2004 sayılı İcra ve İflas Kanunu’nun 67/II. maddesi uyarınca alacaklı yararına icra inkar tazminatına hükmedilebilmesi için borçlunun takibe itirazının haksız olması gerekir. Haksızlık kavramı alacağın belirlenebilir (likit) olma şartını da kapsar. Somut olayda, idari para cezasının kesinleşmesinden sonra icra takibi başlatıldığı anlaşılmaktadır. Kesinleşen idari para cezasının, artık yasal olup olmadığı yargılama konusu yapılamaz ve kesinleşen idari para cezasından davalı sorumlu olup alacağın miktarı belirlenebilir (likit) niteliktedir. (YHGK"nın 2000/21-135 E, 2000/149 K.)
Şu halde; takip konusu alacak likit olup davalı icra takibine itirazında haksızdır. Mahkemece, davacı yararına icra inkar tazminatına hükmedilmesi yerine, şartları oluşmadığından söz edilerek olaya uygun düşmeyen gerekçeyle istemin reddine karar verilmesi doğru olmamıştır. Kararın bu nedenle bozulması gerekmiştir.

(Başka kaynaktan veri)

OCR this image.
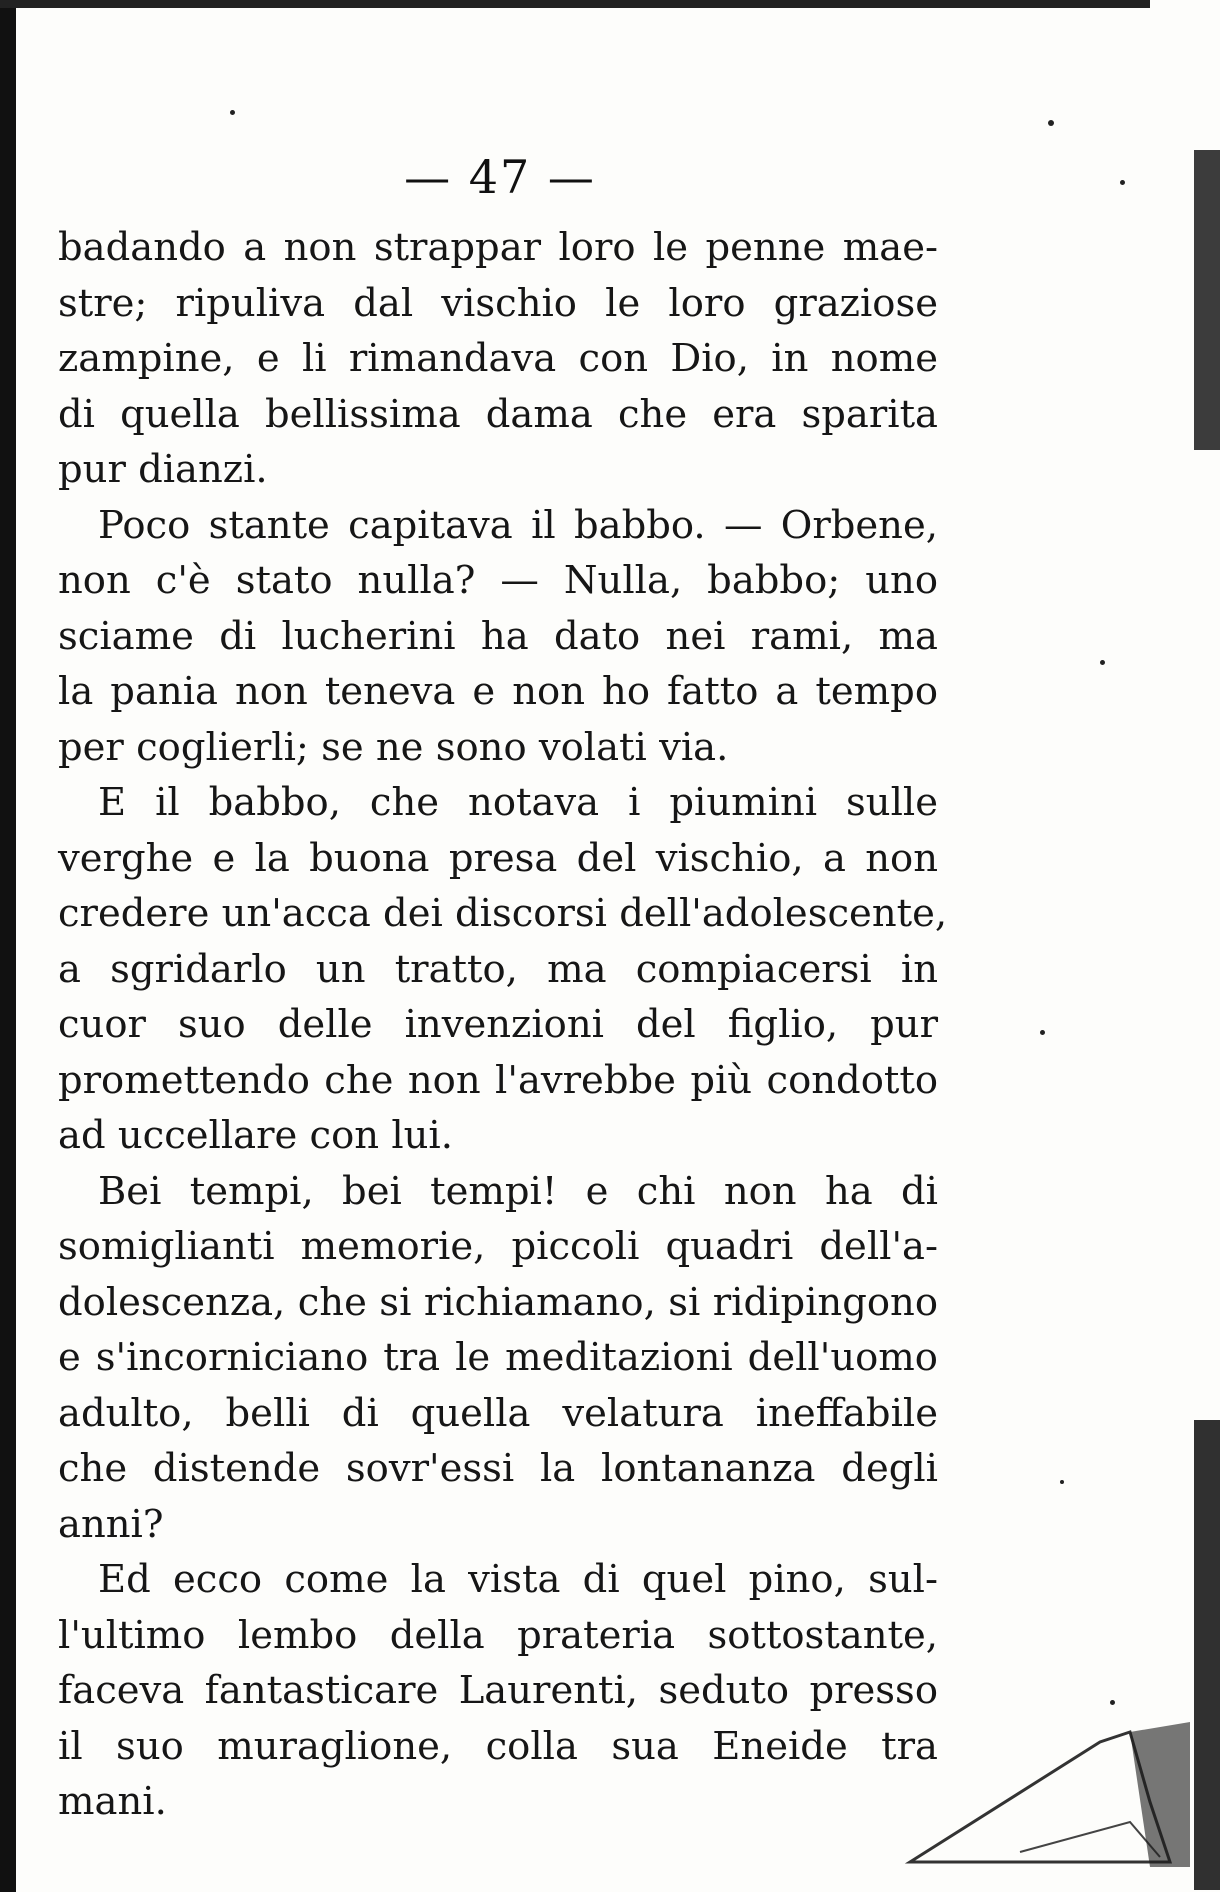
— 47 —
badando a non strappar loro le penne mae-
stre; ripuliva dal vischio le loro graziose
zampine, e li rimandava con Dio, in nome
di quella bellissima dama che era sparita
pur dianzi.
Poco stante capitava il babbo. — Orbene,
non c'è stato nulla? — Nulla, babbo; uno
sciame di lucherini ha dato nei rami, ma
la pania non teneva e non ho fatto a tempo
per coglierli; se ne sono volati via.
E il babbo, che notava i piumini sulle
verghe e la buona presa del vischio, a non
credere un'acca dei discorsi dell'adolescente,
a sgridarlo un tratto, ma compiacersi in
cuor suo delle invenzioni del figlio, pur
promettendo che non l'avrebbe più condotto
ad uccellare con lui.
Bei tempi, bei tempi! e chi non ha di
somiglianti memorie, piccoli quadri dell'a-
dolescenza, che si richiamano, si ridipingono
e s'incorniciano tra le meditazioni dell'uomo
adulto, belli di quella velatura ineffabile
che distende sovr'essi la lontananza degli
anni?
Ed ecco come la vista di quel pino, sul-
l'ultimo lembo della prateria sottostante,
faceva fantasticare Laurenti, seduto presso
il suo muraglione, colla sua Eneide tra
mani.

3- Dava, ... 4. İcra Müdürlüğünün 2014/10761 Esas sayılı takip dosyası ile başlatılan icra takibine yapılan itirazın iptali istemine ilişkin olmasına rağmen, hüküm fıkrasının 3. paragrafına olayla ilgisi bulunmayan ... 4. İcra Müdürlüğünün 2014/5723 takip sayılı dosyasının da yazıldığı anlaşılmaktadır.
6100 sayılı Hukuk Muhakemeleri Kanunu"nun 297/2. maddesinde, hüküm sonucu kısmında gerekçeye ait herhangi bir söz tekrar edilmeksizin, taleplerden her biri hakkında verilen hükümle, taraflara yüklenen borç ve tanınan hakların, sıra numarası altında; açık, şüphe ve tereddüt uyandırmayacak şekilde gösterilmesi gerektiği düzenlenmiştir. Bu yön, kamu düzenine ilişkindir.
Mahkemece, yukarıda gösterilen kurallar gözetilmeksizin ve infazda tereddüt oluşturacak şekilde olayla ilgisi olmayan dosyanın hüküm fıkrasına yazılarak hüküm tesis edilmiş olması usul ve yasaya uygun düşmediğinden kararın bu nedenle de bozulması gerekmiştir.
SONUÇ: Temyiz edilen kararın yukarıda (2) ve (3) nolu bentlerde açıklanan nedenlerle davacı yararına BOZULMASINA, davacının diğer temyiz itirazlarının (1) sayılı bentte gösterilen nedenlerle reddine 10/10/2019 gününde oy birliğiyle karar verildi.